While the Mets have cooled off a bit on this road trip, Francisco Alvarez has been heating up.

The 23-year-old catcher is 7-for-14 with two walks and four RBIs in the four games he started in St. Louis and Arizona. In the 5-1 loss to Arizona on Tuesday in front of 24,353 at Chase Field, he singled to right in the second inning, which led to the Mets’ only run.

He went 2-for-3, accounting for half of New York’s hits on a night where they couldn’t get much going against the Diamondbacks’ pitching. Zac Gallen threw seven innings of one-run ball.

“Never gonna be easy,” manager Carlos Mendoza told reporters. “That’s what makes the big leagues the big leagues. You gonna go through stretches where you gotta find a way, you gotta fight. And you’re gonna go through some ups and downs. And what I feel like overall, we have been right there on every game. The guys continue to compete and that’s what you want. Obviously you want to come up on top and we will.”

Photo Credit: Jeff Curry-Imagn Images

The Mets (23-14) have been dominant at home (13-3), but fell to 10-11 away from Citi Field, including 2-3 on the current road trip. They play one more game in Arizona Wednesday before returning home for a six-game homestand with the Cubs and Pirates that starts on Friday.

Alvarez is slashing .314/.385/.429/.813 with a home run and seven RBIs in nine games since returning April 25 from fracturing the hamate bone in his left hand. He has thrown out three of nine runners attempting to steal, including Alek Thomas for the first out in the ninth inning of Monday’s 5-4 victory. Francisco Lindor made a great catch and tag on the play, too.

“Unreal, not an easy one,” Mendoza said Monday. “For Alvy, not giving up after the runner gets a huge jump. And for him to finish a play and then Lindor not only picking the baseball but sticking his nose and applying the tag there. Pretty unbelievable. It was good to see those guys execute.”

According to Sarah Langs of MLB.com, Alvarez’s 1.82-second pop time on the play was his best on a caught stealing to second base in his career. MLB average pop time is 2.0 seconds.
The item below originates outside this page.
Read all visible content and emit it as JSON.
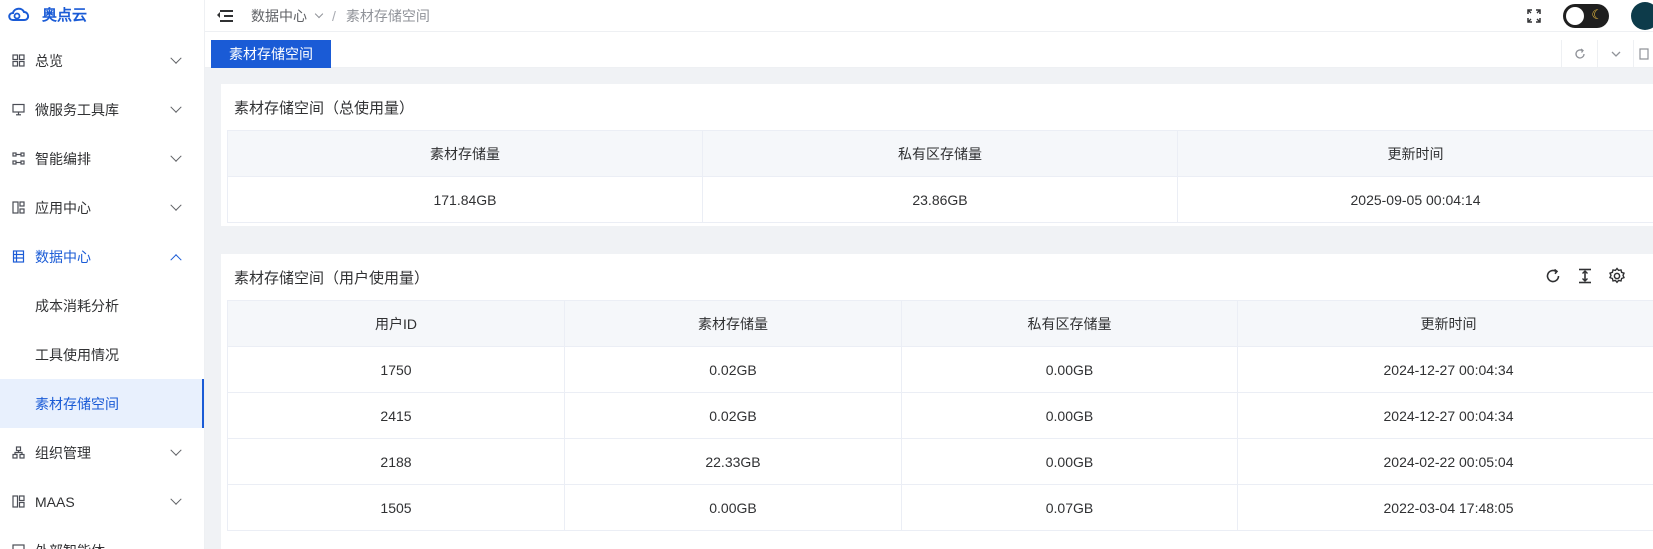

“I think the quickness, obviously,” Mendoza said of what impressed him of the throw. “It’s easy as a catcher to give up on a play when the runner gets a huge jump. But knowing we’re only up by one, and again just finish-the-play mentality for him. To just catching and getting rid of the baseball as quick as possible and getting it there, giving Lindor a chance, yeah it’s pretty amazing.”